My initial thought was that if cold memory is evenly distributed across 
nodes and we are doing a large writeback, it would be better to balance 
the zswap entry writeback across all nodes rather than just draining 
node 0 first. However, since we currently lack a proper metric to 
represent hot/cold memory (such as age-based tracking), doing this 
probably doesn't make much sense right now.

So, perhaps we want something like this?

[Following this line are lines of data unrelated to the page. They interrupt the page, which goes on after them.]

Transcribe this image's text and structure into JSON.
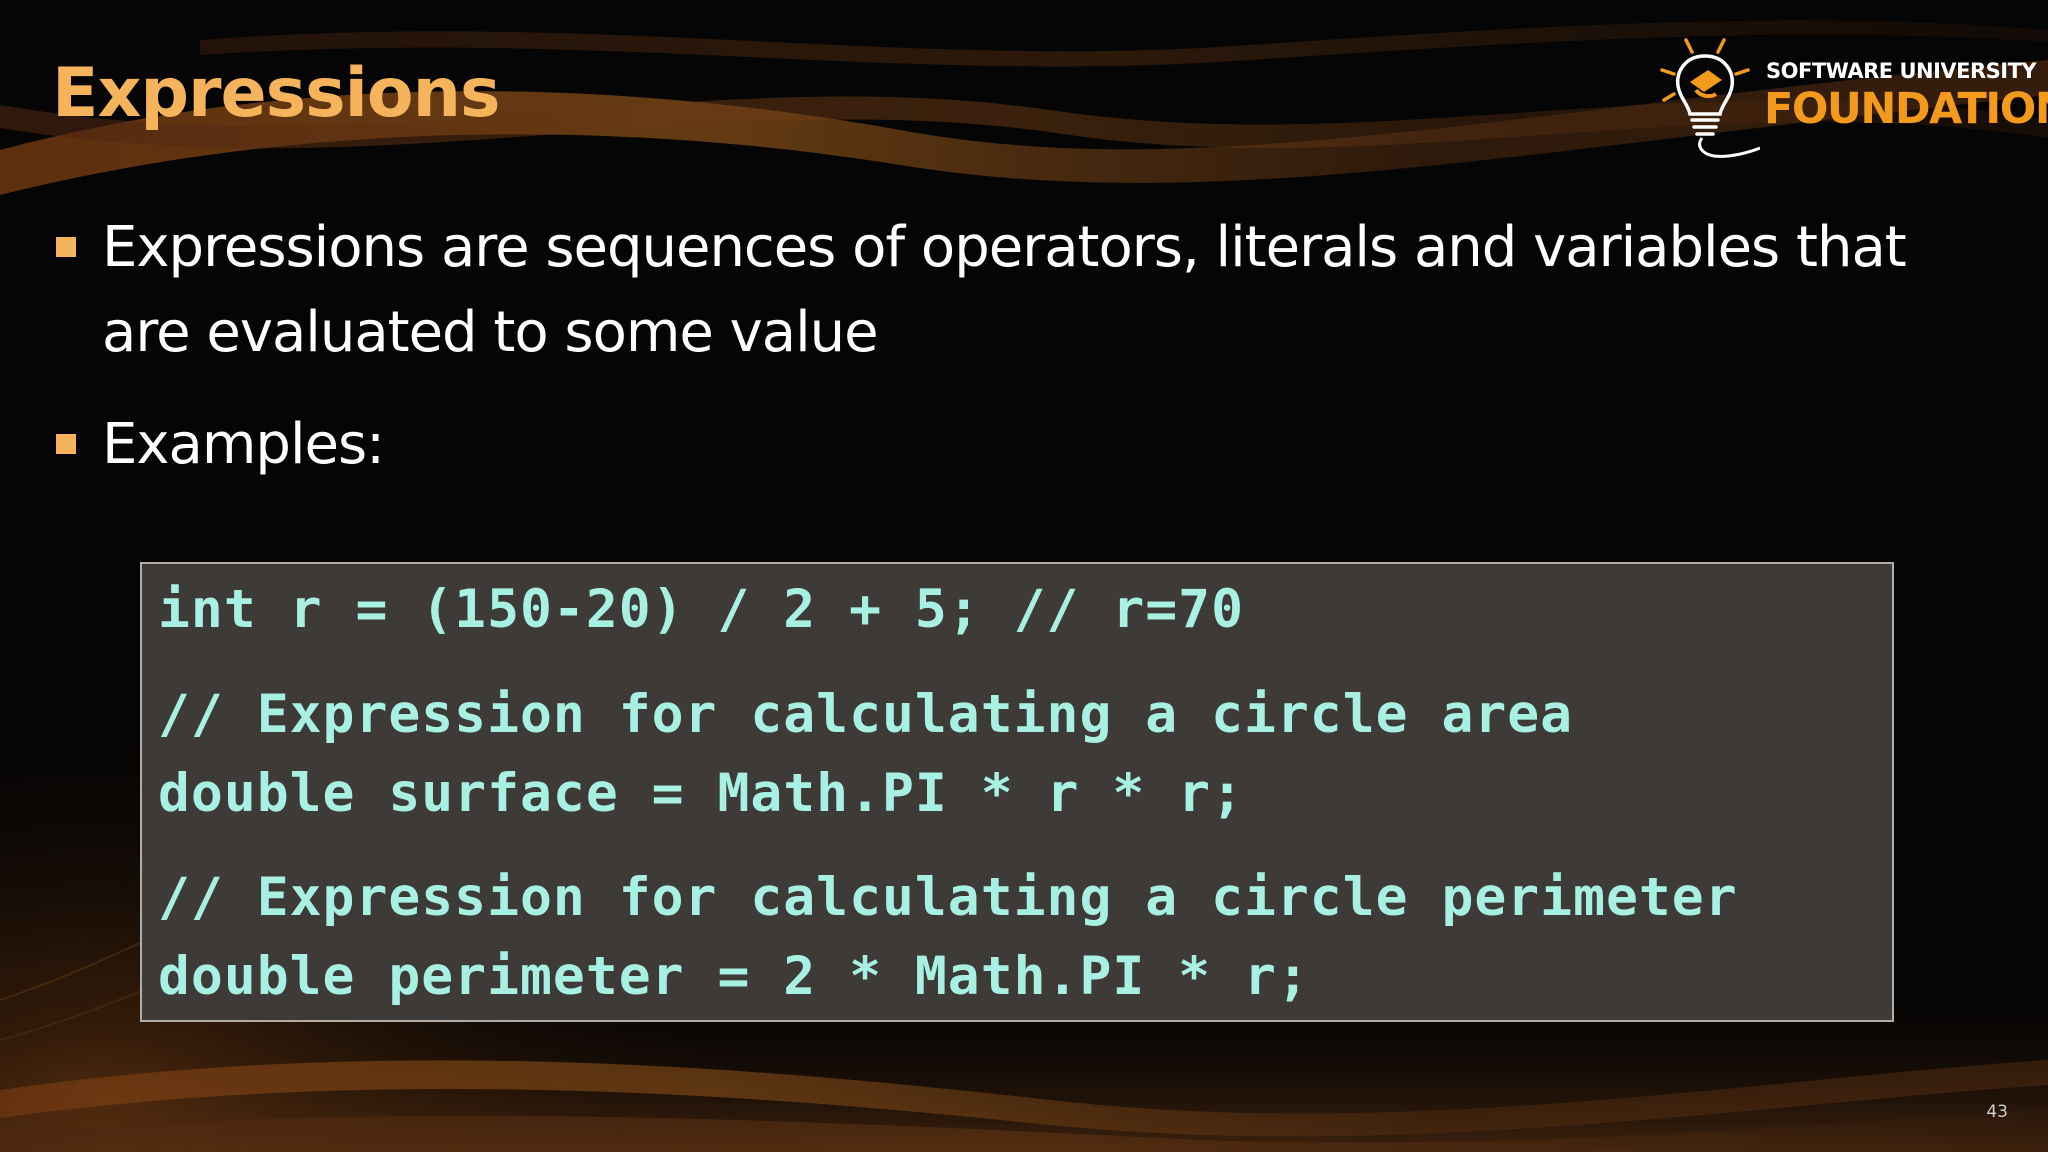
{
  "slide": {
    "title": "Expressions",
    "logo": {
      "line1": "SOFTWARE UNIVERSITY",
      "line2": "FOUNDATION",
      "icon": "lightbulb-logo-icon"
    },
    "bullets": [
      {
        "text": "Expressions are sequences of operators, literals and variables that are evaluated to some value"
      },
      {
        "text": "Examples:"
      }
    ],
    "code": {
      "lines": [
        "int r = (150-20) / 2 + 5; // r=70",
        "// Expression for calculating a circle area",
        "double surface = Math.PI * r * r;",
        "// Expression for calculating a circle perimeter",
        "double perimeter = 2 * Math.PI * r;"
      ]
    },
    "page_number": "43"
  },
  "colors": {
    "title": "#f5b45c",
    "bullet_marker": "#f5b45c",
    "body_text": "#ffffff",
    "code_text": "#a8f0e2",
    "code_background": "#3d3a37",
    "code_border": "#b2ada6",
    "logo_accent": "#f39a1d",
    "background": "#060505"
  }
}
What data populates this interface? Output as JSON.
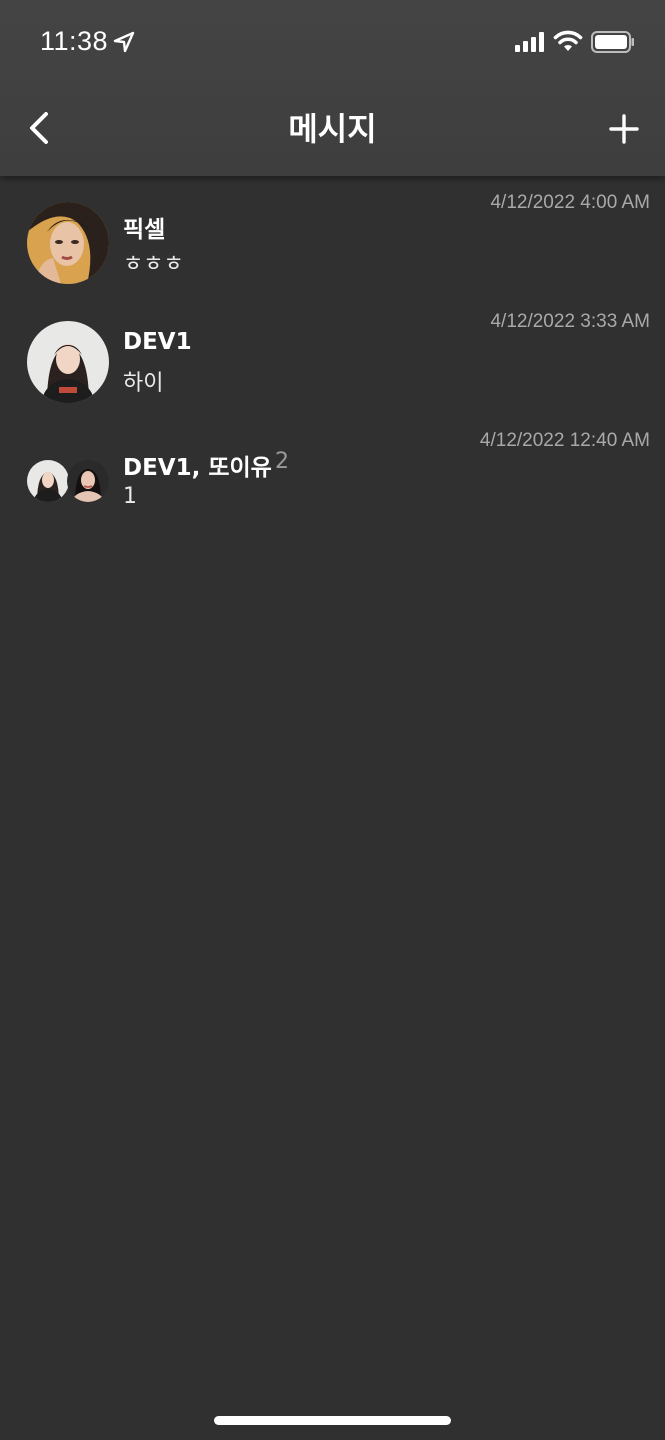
{
  "status_bar": {
    "time": "11:38",
    "icons": [
      "location-arrow-icon",
      "signal-bars-icon",
      "wifi-icon",
      "battery-icon"
    ]
  },
  "header": {
    "title": "메시지",
    "back_icon": "chevron-left-icon",
    "add_icon": "plus-icon"
  },
  "conversations": [
    {
      "name": "픽셀",
      "message": "ㅎㅎㅎ",
      "time": "4/12/2022 4:00 AM",
      "member_count": ""
    },
    {
      "name": "DEV1",
      "message": "하이",
      "time": "4/12/2022 3:33 AM",
      "member_count": ""
    },
    {
      "name": "DEV1, 또이유",
      "message": "1",
      "time": "4/12/2022 12:40 AM",
      "member_count": "2"
    }
  ],
  "colors": {
    "background": "#303030",
    "header": "#444444",
    "timestamp": "#a9a9a9",
    "member_count": "#9a9a9a"
  }
}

Please correct me if I'm wrong.

static long shrink_memcg(struct mem_cgroup *memcg,
        unsigned long nr_to_scan)
{
   struct zswap_shrink_walk_arg walk_arg = {
     .bytes_written = 0,
     .encountered_page_in_swapcache = false,
   };
   unsigned long nr_remaining = nr_to_scan;
   bool memcg_list_is_empty = true;
   int nid;

   if (!mem_cgroup_zswap_writeback_enabled(memcg))
     return -ENOENT;

   if (memcg && !mem_cgroup_online(memcg))
     return -ENOENT;

   for_each_node_state(nid, N_NORMAL_MEMORY) {
     unsigned long nr_to_walk;

     /*
      * Cap the per-node scan by the current LRU length. A referenced
      * entry is only rotated to the tail (second chance) and may be
      * revisited within a single walk; without this cap those rotated
      * entries could drain the shared scan budget on one node.
      */
     nr_to_walk = min(nr_remaining,
          list_lru_count_one(&zswap_list_lru, nid, memcg));
     if (!nr_to_walk)
       continue;
     memcg_list_is_empty = false;

     nr_remaining -= nr_to_walk;
     list_lru_walk_one(&zswap_list_lru, nid, memcg,
           &shrink_memcg_cb, &walk_arg, &nr_to_walk);
     /* Return the unused share of the budget to the pool. */
     nr_remaining += nr_to_walk;

     /* Bail out once the whole scan budget has been spent. */
     if (!nr_remaining)
       break;

     cond_resched();
   }

   if (memcg_list_is_empty)
     return -ENOENT;

   return walk_arg.bytes_written;
}

Thanks,
Hao